The reason for this is simple: Software does not evolve by itself. Since software lives in an environment which is continously changing, then software that is perfect for the job today, might not be so in the future.

The existence of a healthy development community around code guarantees that software evolution will evolve to fit the environmental constraints.

What does make a community "healthy"?

Again, after years of successes and failures, there is general consensus that a development community is healthy if:

1) it exhibits diversity

2) it presents an open attitude toward confrontation, changes, and new committers

Note that the above rules do *NOT* take into consideration technological concepts: the ASF is *very* open to technological differences, so much so, in fact, that technical considerations are left to the users or to the markets, but are not filtered out by the Foundation itself.

The ASF cares *exclusively* about the quality of the communities and the reason is mainly because a healthy community brings back more energy to the foundation than it consumes (positive engine!), while a non-healthy community is very likely to drain more energy from the foundation than it is able to donate back.

The ASF can sustain its growth only if new efforts bring more energy into the system than they use, thus contributing positively to the entire energetic equation.

However building a community takes time and effort, expecially if it was never done before.

For this reason, the ASF created the concept of "incubation" to allow healthy communities to be bootstrapped.

A project under incubation is basically a project that is not yet considered healthy enough to be able to give back to the Foundation more energy that it consumes.

Many times incubation is done because lack of diversity. For example, if one entity (company, group or individual) donates software to the Foundation, but only people belonging to that entity work on it.

Diversity is important because it creates long-term stability. It has happened in the past that, for example, a company goes bankrupt and all the people who worked on the project are gone, leaving the project with no development community.
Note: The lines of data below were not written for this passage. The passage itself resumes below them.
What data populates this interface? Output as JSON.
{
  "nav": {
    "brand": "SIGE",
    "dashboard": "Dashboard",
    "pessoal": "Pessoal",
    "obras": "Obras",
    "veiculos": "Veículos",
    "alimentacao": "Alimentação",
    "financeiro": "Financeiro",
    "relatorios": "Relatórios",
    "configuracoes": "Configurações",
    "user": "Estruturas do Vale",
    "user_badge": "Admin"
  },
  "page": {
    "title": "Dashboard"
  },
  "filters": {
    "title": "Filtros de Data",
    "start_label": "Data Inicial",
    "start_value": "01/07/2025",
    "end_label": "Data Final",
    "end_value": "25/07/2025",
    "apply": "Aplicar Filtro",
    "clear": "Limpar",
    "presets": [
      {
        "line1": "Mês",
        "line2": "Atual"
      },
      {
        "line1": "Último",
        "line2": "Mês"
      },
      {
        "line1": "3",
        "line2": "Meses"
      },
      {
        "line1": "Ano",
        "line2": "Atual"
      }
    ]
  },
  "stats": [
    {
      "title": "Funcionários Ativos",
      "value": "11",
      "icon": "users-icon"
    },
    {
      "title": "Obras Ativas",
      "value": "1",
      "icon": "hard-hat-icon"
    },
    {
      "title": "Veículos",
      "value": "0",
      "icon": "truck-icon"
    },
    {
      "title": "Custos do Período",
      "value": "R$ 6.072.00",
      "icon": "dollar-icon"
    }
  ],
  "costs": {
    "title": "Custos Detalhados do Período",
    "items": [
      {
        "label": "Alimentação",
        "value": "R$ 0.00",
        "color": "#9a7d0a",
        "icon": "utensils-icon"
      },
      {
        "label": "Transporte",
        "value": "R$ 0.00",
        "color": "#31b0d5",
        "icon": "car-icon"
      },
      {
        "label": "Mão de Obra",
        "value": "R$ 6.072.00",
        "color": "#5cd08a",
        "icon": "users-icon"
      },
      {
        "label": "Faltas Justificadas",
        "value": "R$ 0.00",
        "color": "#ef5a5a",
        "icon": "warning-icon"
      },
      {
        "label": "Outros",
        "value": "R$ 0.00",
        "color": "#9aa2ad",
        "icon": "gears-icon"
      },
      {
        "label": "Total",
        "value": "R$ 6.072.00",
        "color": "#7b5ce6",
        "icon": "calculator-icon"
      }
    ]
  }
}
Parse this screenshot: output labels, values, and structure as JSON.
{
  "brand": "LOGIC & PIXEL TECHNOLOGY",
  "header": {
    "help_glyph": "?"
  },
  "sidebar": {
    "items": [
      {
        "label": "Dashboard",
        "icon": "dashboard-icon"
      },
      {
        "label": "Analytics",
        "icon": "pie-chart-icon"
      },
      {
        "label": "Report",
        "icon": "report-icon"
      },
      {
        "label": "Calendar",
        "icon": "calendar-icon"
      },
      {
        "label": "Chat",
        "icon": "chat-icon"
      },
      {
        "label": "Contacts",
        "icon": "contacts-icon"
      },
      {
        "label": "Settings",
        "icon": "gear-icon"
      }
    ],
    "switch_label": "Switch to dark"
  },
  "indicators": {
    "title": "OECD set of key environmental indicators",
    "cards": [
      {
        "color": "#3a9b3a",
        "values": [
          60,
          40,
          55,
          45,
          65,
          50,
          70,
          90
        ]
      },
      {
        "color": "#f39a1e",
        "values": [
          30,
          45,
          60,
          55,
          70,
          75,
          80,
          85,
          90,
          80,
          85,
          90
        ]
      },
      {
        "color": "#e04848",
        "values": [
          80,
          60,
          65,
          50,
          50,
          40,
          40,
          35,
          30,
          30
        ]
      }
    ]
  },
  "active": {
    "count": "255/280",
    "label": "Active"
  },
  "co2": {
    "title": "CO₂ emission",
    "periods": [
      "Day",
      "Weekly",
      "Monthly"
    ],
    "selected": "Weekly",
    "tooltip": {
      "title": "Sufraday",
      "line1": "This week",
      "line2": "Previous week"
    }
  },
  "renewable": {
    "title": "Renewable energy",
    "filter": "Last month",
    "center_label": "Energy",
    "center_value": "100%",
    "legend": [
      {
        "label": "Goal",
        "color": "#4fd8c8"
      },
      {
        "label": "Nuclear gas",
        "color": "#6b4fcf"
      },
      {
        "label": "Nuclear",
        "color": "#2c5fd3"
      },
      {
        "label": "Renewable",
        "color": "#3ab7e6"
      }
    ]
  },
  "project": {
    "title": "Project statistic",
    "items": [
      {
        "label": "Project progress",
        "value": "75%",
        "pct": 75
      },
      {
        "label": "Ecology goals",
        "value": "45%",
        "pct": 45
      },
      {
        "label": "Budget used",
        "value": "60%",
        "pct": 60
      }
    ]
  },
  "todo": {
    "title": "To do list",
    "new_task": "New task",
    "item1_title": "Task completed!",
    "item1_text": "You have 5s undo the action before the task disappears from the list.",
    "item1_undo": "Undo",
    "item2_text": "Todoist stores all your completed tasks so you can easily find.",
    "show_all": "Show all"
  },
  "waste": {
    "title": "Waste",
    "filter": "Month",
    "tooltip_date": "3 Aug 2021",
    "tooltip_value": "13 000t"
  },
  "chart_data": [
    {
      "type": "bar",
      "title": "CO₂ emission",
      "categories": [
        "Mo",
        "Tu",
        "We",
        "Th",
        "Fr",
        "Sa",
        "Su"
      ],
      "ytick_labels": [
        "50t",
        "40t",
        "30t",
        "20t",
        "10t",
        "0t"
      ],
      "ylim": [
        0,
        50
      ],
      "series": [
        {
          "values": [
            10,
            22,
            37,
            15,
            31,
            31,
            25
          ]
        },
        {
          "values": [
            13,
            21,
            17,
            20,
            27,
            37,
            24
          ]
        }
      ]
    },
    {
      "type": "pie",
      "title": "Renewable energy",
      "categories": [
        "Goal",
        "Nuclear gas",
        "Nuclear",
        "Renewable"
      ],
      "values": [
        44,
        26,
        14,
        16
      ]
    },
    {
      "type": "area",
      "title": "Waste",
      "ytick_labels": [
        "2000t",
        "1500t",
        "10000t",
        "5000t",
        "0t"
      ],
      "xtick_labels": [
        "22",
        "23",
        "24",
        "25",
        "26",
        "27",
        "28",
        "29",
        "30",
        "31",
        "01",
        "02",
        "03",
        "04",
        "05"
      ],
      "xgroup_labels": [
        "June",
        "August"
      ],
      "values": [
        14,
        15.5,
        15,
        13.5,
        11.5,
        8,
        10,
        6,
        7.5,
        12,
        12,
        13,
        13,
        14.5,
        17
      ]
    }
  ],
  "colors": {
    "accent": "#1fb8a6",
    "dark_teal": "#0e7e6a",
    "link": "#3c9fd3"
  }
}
This is unacceptable because a project without a working community drains an incredible amount of human resources and energy from the foundation to fix things and normally much more than the project is able to give back in the short term.

Incubation is a way to protect the ASF from the potential negative impact of social problems happening inside the effort being under incubation.

Projects under incubation can develop the community qualities that will make them exit the incubation period, or can simply die out. In this last case, the effort is simply cancelled or kept there in a limbo until somebody else shows up some interest.

Incubated projects are to be considered not ready from a community perspective. Importantly, this does *NOT* mean any judgement from a technological perspective but only from a community perspective! This is a community of infants that need mentoring by older communities to achieve the long-term stability that is valued by both the ASF and by the users who base their effort on the software the ASF produces.

The Cocoon community will guide these sub-projects through their incubation phase. They leave incubation when they feel that they are ready to defend their exit intentions when needed.